Владимир подошел и обнял сестру. Его дыхание коснулось ее макушки. Как в далеком детстве.
– Ты, в самом деле, устала. Тебе отдохнуть надобно. Сил набраться. Работа у тебя такая – часть силы своей всегда отдавать, а ты сама сейчас, как фонарь потухший. Может, съездим куда-нибудь? В Аркаим, например. Помнится мне, тебе это место всегда нравилось. Да и тетушка наша заждалась нас в гости, все зовет.
– А давай, – согласилась Радосвета.
Ну как ей сказать правду брату? Как можно разбить ему сердце?
– А что это за колечко такое красивое у тебя появилось? Чей-то подарок? – полюбопытствовал Владимир, указав на палец сестры с украшением. Тем самым, от малахитницы.

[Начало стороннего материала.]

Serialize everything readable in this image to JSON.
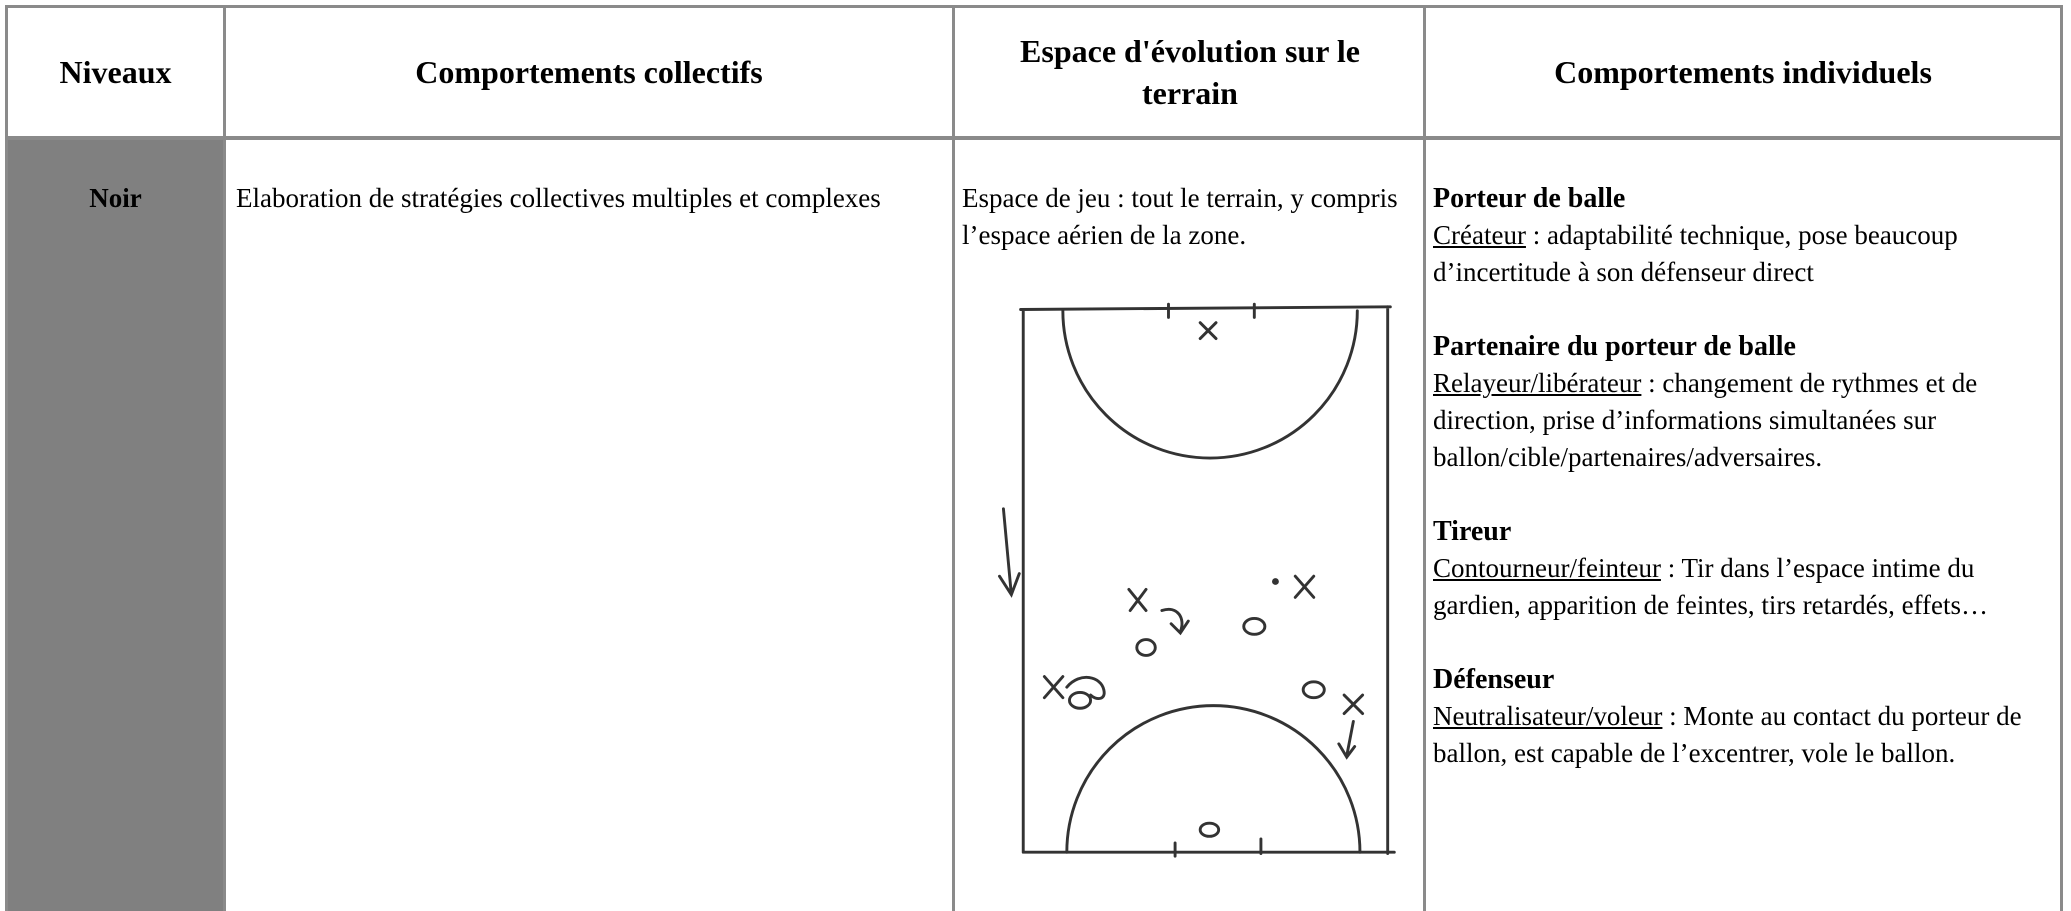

– А это я у бабушки в сундуке нашла совсем недавно, представляешь? И оно мне так понравилось, что теперь всегда ношу его, – призналась девица.
– Никогда его не видел у бабушки. И почему она его прятала?
В ответ Радосвета пожала плечами.
***
Он опять у двора Ведагора. Снова вопросы, снова мыслей ворох, не дающих покоя. Он застал волхва у дверей ученической – отдельной избы, где ведагор обучал и передавал свои знания. Здесь были юноши и молодцы, девиц раз-два и обчелся, да и у тех поток колдовской силы слабый.
– Я не помешал учению? – спросил князь.
– Никак нет, – улыбнулся Ведагор. – Знаю, что по мелочам ты не приходишь. – Омойте травы ключевой водой, да на солнце разложите. Я скоро подойду к вам, – приказал волхв ученикам и поманил князя на берег реки. – Пройдемся у водицы, Драгомир, потолкуем? Что привело тебя снова? Вижу, что покоя нет тебе, уж больно вид у тебя озабоченный.
– Я все о том же, Ведагор. О невесте той уральской.
– Никак задумался о своем решении? – Ведагор подмигнул.
– Нет, – отрезал князь, и волхв вздохнул. – Я не изменю своего решения. Мало ли, что там матушка думала, лета рекой утекли, все изменилось. Мне хватает наложниц, обойдусь без невест, тем более с Земли. Да и к чему тянуть сюда умирающую? С этим решено. Только вот приходит она ко мне во снах по-прежнему. А вчера вообще диво приключилось – смотрю я в зерцало в своей почивальне, а там в отражении – девица эта стоит…
И князь рассказал волхву о том, что вчера случилось. Утаил лишь то, в каком виде девица ему привиделась. И мысли свои бесстыдные. Ведагор, слушал его, да оживился заметно.